As it was, Ollie Robinson sustained his impressive debut with an innings which demonstrated his long-term suitability for the No. 8 position (only Jofra Archer, of recent England seamers, has made a debut as assured as Robinson's with the ball, too). Still, by the time England's ninth-wicket fell, Burns was nine short of his century. He admitted he was "indebted" to James Anderson for helping him reach the milestone. Anderson not only played sensibly, but bravely, taking one on the body in his determination to see Burns home.
There was one passage of play, though, where Burns lost his way. In a session reminiscent of his maiden Test century at Edgbaston in 2019 - an innings in which he was beaten 34 times - he enjoyed a fair slice of fortune in progressing from 77 to 88.

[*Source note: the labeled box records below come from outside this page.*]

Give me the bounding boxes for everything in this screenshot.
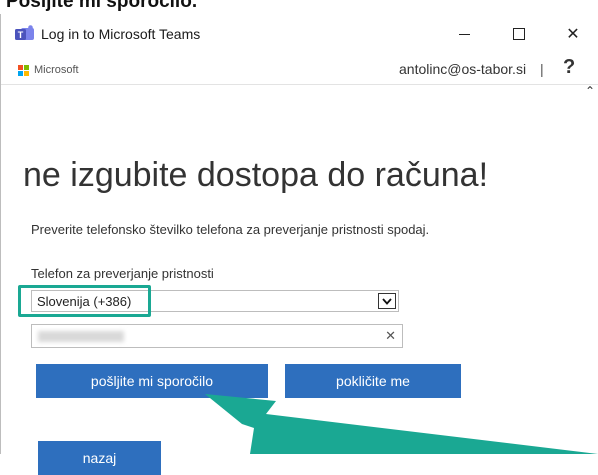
clear-icon[interactable]: ✕ bbox=[385, 328, 396, 344]
window-title: Log in to Microsoft Teams bbox=[41, 26, 201, 42]
country-highlight-annotation bbox=[18, 285, 151, 317]
microsoft-logo-icon bbox=[18, 65, 30, 77]
svg-text:T: T bbox=[18, 30, 24, 40]
document-heading: Pošljite mi sporočilo. bbox=[6, 0, 198, 12]
account-email: antolinc@os-tabor.si bbox=[399, 61, 527, 77]
close-button[interactable]: ✕ bbox=[550, 14, 596, 54]
instruction-text: Preverite telefonsko številko telefona z… bbox=[31, 222, 430, 237]
account-header: Microsoft antolinc@os-tabor.si | ? bbox=[1, 54, 598, 85]
phone-number-input[interactable]: ✕ bbox=[31, 324, 403, 348]
scroll-up-arrow-icon[interactable]: ⌃ bbox=[581, 84, 598, 104]
maximize-button[interactable] bbox=[496, 14, 542, 54]
redacted-phone-number bbox=[38, 331, 124, 342]
header-separator: | bbox=[540, 61, 544, 77]
maximize-icon bbox=[513, 28, 525, 40]
page-title: ne izgubite dostopa do računa! bbox=[23, 156, 489, 194]
login-window: T Log in to Microsoft Teams ✕ Microsoft … bbox=[0, 14, 598, 475]
back-button[interactable]: nazaj bbox=[38, 441, 161, 475]
phone-field-label: Telefon za preverjanje pristnosti bbox=[31, 266, 214, 281]
verification-form: ne izgubite dostopa do računa! Preverite… bbox=[1, 84, 581, 475]
send-text-button[interactable]: pošljite mi sporočilo bbox=[36, 364, 268, 398]
chevron-down-icon[interactable] bbox=[378, 293, 396, 309]
title-bar: T Log in to Microsoft Teams ✕ bbox=[1, 14, 598, 54]
help-button[interactable]: ? bbox=[563, 56, 575, 79]
close-icon: ✕ bbox=[566, 26, 580, 43]
call-me-button[interactable]: pokličite me bbox=[285, 364, 461, 398]
minimize-icon bbox=[458, 33, 470, 35]
minimize-button[interactable] bbox=[441, 14, 487, 54]
teams-icon: T bbox=[15, 25, 34, 40]
brand-label: Microsoft bbox=[34, 64, 79, 76]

He could - probably should - have been stumped on 77 (when Mitchell Santner saw him coming down the pitch and pushed the ball wider), caught on 88 (when he fenced at one which reared on him from the excellent Tim Southee) and was twice struck on the helmet (once by Southee; once by Kyle Jamieson) as he attempted to hook. He was also fortunate, on 80, to see a top-edged pull fall safely.
You wonder what Australia's fast bowlers, no doubt sent footage by their analysts, will make of such moments. Given the way they bombarded Burns' Surrey teammate, Mark Stoneman, with short deliveries during the last Ashes in Australia, it seems safe to assume Burns will face plenty of the same treatment.

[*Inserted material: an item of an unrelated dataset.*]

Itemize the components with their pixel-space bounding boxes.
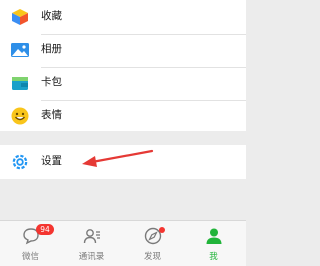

Indeed, you wonder what Australia's seamers will make of this England batting line-up in general. To see Crawley and Dan Lawrence edging to the cordon as they wafted at wide ones, to see James Bracey beaten (albeit by a fine delivery) through the gate and to see Sibley dismissed for his sixth single-figure score in succession (again, by a fine delivery) was hardly the footage to have them quaking in fear. They will also have noted that Ollie Pope, batting on off stump and falling to the off side, has some weakness to exploit and looks especially vulnerable to leg-before dismissals. Really, those Australia seamers will have been quite encouraged by what they have seen.
From an England perspective, it's important to remember that this is the youngest top seven they have ever fielded in a home Test. And they are, give or take, the best players available to England given the IPL absences. They are going to require time and patience to fulfil their talent.
It's a concern, though, and England were grateful for Burns' fight for keeping their heads above water.